At school in Batley

Laura talks about what it's like being a trans girl at school in Batley, what support is available for LGBTIQ+ pupils, and how sexuality and gender are covered in lessons.

Duration 05:47


INTERVIEWER: Can I ask you what it was like growing up in Batley as an LGBT person?

LAURA: I didn’t really realise [laughs] until – I just didn’t really care. I think I was quite lucky, in my primary school no one really cared about boyfriends, girlfriends, at that time it was, and I think it would’ve gone over my head, even if they had. I think the first time I even said it I think it was in Year 6 and I called myself someone’s gay best friend, but I didn’t really know what that meant. I think the primary school I went to – Batley Parish – would’ve been okay with it, but I don’t know, cos I didn’t, it was never talked about, but I think if it did come up, it would’ve been okay.

But then at high school I would – Woodcliffe Academy in Tingley – they’re really good with, or relatively good, compared to other schools, in regards to LGBT people. So, there’s, I’m out now, as a trans girl, and before that I did come out as, in Year 8ish, no, Year 9, I came out as a cis gay boy, and everyone was fine with that then. There was, I’m sure people did speak out behind my back, but I didn’t really care. And I think even now when I’ve come out, there’s been a couple of things, like I’ve been called ‘faggot’, like just walking through the corridors and people, people act like I’m going to infect them with something, but they haven’t got the guts to come and say something to my face cos they know if they do, they’ll get put on to the police and it’ll go on their record for life. So, they’re very good with the hate incident, sort of hate crime side of it. But yeah, there’s quite a few LGBTQ+ people and that feel comfortable to express themselves with their friends, and when people ask, like in our year I have a few friends and people ask and they’re like, oh yeah, yeah, that’s, I identify as bi or pan or whatever, that’s – they don’t really care. So, that’s a good sign.

INTERVIEWER: What sort of things do the teachers do to sort of support people?

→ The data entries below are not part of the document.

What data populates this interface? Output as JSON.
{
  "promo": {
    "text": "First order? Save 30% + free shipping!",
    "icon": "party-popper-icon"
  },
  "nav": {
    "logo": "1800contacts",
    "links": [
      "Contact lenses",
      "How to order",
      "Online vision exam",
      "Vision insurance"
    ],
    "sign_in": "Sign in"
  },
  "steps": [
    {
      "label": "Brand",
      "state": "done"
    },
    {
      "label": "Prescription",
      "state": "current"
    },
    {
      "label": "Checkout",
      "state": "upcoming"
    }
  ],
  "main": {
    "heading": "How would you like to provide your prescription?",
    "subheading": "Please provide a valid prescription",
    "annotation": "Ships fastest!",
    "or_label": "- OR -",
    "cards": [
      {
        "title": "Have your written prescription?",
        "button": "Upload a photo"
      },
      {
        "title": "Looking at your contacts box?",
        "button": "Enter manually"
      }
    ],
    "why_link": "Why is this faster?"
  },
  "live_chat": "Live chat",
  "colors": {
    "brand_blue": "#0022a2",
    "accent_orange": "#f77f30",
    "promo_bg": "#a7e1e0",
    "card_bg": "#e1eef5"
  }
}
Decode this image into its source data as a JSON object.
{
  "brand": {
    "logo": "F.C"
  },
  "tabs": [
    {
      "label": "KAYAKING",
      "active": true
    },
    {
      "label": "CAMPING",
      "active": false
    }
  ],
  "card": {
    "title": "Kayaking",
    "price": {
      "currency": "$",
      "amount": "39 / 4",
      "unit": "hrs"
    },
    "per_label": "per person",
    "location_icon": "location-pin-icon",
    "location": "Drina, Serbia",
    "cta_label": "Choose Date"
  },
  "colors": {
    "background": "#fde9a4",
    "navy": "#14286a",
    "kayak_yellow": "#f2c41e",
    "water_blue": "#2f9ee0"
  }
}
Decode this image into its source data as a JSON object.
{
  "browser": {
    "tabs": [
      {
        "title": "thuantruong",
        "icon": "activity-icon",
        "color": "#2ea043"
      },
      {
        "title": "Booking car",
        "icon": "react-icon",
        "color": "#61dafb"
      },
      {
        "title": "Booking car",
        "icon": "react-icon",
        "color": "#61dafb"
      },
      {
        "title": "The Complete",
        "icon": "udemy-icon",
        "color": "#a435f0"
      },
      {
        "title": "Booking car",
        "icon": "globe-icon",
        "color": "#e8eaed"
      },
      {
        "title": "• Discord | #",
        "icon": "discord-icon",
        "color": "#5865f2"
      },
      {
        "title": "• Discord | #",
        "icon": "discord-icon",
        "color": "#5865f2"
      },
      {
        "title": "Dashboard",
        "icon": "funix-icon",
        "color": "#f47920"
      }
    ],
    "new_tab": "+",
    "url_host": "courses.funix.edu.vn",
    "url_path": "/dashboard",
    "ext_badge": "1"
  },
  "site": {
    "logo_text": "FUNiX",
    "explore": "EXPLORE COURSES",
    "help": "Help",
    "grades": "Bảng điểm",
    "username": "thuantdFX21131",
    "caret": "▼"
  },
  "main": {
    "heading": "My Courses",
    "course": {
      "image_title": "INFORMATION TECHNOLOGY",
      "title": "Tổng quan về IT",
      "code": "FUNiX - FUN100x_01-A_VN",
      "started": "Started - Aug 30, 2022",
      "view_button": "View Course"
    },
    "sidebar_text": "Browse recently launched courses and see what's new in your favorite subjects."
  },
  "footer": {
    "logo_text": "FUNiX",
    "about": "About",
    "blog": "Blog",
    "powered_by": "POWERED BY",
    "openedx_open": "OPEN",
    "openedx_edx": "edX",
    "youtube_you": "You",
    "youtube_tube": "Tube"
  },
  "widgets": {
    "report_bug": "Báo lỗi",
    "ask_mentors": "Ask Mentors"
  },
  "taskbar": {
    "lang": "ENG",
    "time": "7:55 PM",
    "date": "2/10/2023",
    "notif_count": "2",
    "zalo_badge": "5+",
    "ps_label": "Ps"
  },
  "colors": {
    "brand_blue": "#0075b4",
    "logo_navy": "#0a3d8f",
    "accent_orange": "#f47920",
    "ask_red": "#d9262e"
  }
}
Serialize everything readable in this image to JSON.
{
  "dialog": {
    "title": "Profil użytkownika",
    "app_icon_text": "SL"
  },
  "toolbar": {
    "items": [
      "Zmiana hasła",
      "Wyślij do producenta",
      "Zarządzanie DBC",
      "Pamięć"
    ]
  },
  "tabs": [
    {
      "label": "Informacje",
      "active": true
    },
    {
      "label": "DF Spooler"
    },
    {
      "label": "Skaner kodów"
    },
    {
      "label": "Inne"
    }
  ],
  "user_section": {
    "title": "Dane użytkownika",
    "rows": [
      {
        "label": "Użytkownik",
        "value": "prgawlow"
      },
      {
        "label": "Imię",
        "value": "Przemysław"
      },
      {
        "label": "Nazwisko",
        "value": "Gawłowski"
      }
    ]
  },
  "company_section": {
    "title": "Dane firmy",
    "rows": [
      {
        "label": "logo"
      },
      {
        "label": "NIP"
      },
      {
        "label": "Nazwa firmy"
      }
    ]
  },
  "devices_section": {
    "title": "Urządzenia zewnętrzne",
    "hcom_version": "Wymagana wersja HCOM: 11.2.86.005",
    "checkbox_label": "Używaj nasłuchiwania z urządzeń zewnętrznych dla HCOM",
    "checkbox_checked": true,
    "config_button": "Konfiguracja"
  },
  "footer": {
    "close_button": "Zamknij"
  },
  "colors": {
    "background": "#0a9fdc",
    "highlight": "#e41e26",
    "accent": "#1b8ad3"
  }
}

LAURA: There’s a pastoral – we have like a pastoral care room, which has some – which kind of, you can go into for like support, so you, I think you can get like a sticker in your planner that says, ‘let me out of lesson if I’m crying’, and it means you can go and sit in there and, kind of calm down again and be not with other people. There’s also like another, so there’s that stuff, but we do have a small LGBTQ+ group in school that we have not yet named, so that’s waiting to be named. But that’s kind of mixed, more Years 9, 10 and 11, there’s no one younger, yet, and we meet in the pastoral care room in like one of the back rooms every Tuesday during, for like a 20-minute thing when everyone else has form. But – there’s assemblies occasionally that kind of cover the basics, but it’s kind of more of a ‘don’t do this’, ‘these people exist’ – that’s it for a year. So, I think there does need to be more work done, but I think it has progressed a lot.

INTERVIEWER: The sort of stuff you were telling me there, that they talk about in assemblies, do they – do those sorts of issues come up in any of the lessons as well?

LAURA: They run PS – we have, so it, they used to run in Year 7 – when I first started in Years 7 and 8 we had a lesson called PDS, which is basically, I think it’s Personal Development Sessions, or some Personal Development Social – so it’s like life skills lessons, so everyone gets pulled off timetable, you get a new teacher and your form goes to a different classroom and you cover like life skills like finance and things like that. I can’t remember if sexuality or anything like that came up, but now that’s turned into PSHRE, so for Years 7, 8, 9 they have like – they combine the core RE curriculum with like the life skills stuff, and they did – we do, you cover sexuality then, but it’s more in regards to sexuality rather than gender, so it’s kind of addressed as lesbians, gay men, bisexual people, and it’s never, it’s never kind of said, ‘oh everything’s kind of a spectrum, really’, like gender or like sex, or like intersex people haven’t ever been mentioned. You just think biology GCSE could get a bit more complicated than XX and XY chromosomes, but – the exam boards, it’s a bit beyond them. So, that’s not really touched on, but… the sexuality stuff is, so that’s probably some room for improvement.